Ferrero has published its third annual report showcasing its progress under the Cocoa & Forests Initiative (CFI) – a comprehensive program of projects delivered across Ghana and Côte d’Ivoire to help end deforestation and preserve forests.

In the context of the COVID-19 global pandemic, 2020-21 presented additional challenges for Ferrero cocoa farmers and suppliers. This unprecedented situation required increased efforts to address these challenges, but certain projects also surpassed goals, in some cases doubling original targets set for 2022.

"As one of the founding members of the Cocoa and Forest Initiative, Ferrero is committed to contributing to ending deforestation and forest degradation in the cocoa sector, while championing socially and environmentally sustainable practices in our cocoa supply chain," said Marco Gonçalves, chief procurement and hazelnut company officer at Ferrero.

Fundamental to driving change is visibility of the supply chain. In 2020-21, Ferrero continued to achieve traceability from farm to first purchase point in Côte d'Ivoire and Ghana for the cocoa volumes sourced. It also covered 346,000 hectares with deforestation risk assessments, doubling its initial target for 2022.

Ferrero said it also took important steps on forest restoration, made possible through additional investments. More than 500,000 non-cocoa trees were distributed for off-farm planting, helping to restore 3,500 hectares of forest area, of which 200 hectares in classified forests. When combined with multi-purpose trees for on-farm planting, in total Ferrero has distributed 2 million trees in 2020-21 and 3 million trees since the start of its CFI action plan in 2018.

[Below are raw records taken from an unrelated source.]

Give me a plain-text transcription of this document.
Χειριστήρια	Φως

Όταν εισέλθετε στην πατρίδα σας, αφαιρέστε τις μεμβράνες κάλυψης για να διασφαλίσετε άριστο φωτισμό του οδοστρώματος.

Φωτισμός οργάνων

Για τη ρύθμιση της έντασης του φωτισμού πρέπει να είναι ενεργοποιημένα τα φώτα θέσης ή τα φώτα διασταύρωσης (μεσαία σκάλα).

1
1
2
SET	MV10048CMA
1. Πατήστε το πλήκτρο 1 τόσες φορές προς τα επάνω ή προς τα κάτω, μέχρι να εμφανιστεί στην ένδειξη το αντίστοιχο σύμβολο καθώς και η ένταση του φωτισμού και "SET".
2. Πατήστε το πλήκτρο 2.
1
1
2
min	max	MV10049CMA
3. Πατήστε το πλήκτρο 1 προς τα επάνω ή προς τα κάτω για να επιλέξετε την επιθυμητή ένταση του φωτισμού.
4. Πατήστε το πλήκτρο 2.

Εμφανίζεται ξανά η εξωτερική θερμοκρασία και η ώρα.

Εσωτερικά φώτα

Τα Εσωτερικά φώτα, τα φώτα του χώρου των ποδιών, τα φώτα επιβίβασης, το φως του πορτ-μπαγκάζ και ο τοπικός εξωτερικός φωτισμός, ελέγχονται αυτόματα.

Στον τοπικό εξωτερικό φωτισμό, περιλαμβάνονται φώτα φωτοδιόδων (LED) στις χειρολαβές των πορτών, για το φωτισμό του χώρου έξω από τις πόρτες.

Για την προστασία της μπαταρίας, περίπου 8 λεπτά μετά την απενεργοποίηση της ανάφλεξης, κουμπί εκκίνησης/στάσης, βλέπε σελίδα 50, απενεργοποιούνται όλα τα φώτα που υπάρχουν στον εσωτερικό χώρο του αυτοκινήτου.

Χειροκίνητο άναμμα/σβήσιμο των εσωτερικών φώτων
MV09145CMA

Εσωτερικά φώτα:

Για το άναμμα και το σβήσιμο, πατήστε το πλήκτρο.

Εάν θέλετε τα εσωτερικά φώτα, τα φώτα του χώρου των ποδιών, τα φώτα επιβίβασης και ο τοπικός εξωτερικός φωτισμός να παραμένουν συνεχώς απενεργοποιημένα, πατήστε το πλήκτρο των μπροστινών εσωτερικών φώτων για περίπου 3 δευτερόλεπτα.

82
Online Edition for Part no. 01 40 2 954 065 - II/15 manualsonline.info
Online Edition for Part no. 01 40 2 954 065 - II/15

Additional achievements from 2020-21 include:

  • 69,000 cocoa farmers adopting agroforestry practices on their land, covering 111,000 hectares
  • More than 10,000 farmers involved in Payment for Ecosystem Services (PES) initiatives. The PES initiative provides farmers with valuable resources and incentives such as financial payments, trainings, fertilizers and tools in return for their work on environmental protection and restoration.
  • More than 21,000 supported with income generating activities, including soap making, beekeeping and chicken farming.
  • 890 active Village Savings and Loans Associations (VSLA) groups, involving 27,000 members, mainly women. VSLA groups are self-managed groups of community members who meet regularly to save their money in a safe space and have access to small loans.
  • 397 communities involved in Community-Based Natural Resource Management (CBNRM) covering over 55,000 hectares. The committees established in these communities work closely with the local authorities to identify areas for forest restoration and protection and receive support to implement activities to this end.

"As we enter the fourth year of the Cocoa and Forest Initiative, we continue our journey and learn from best practices to further strengthen our program,” Gonçalves said.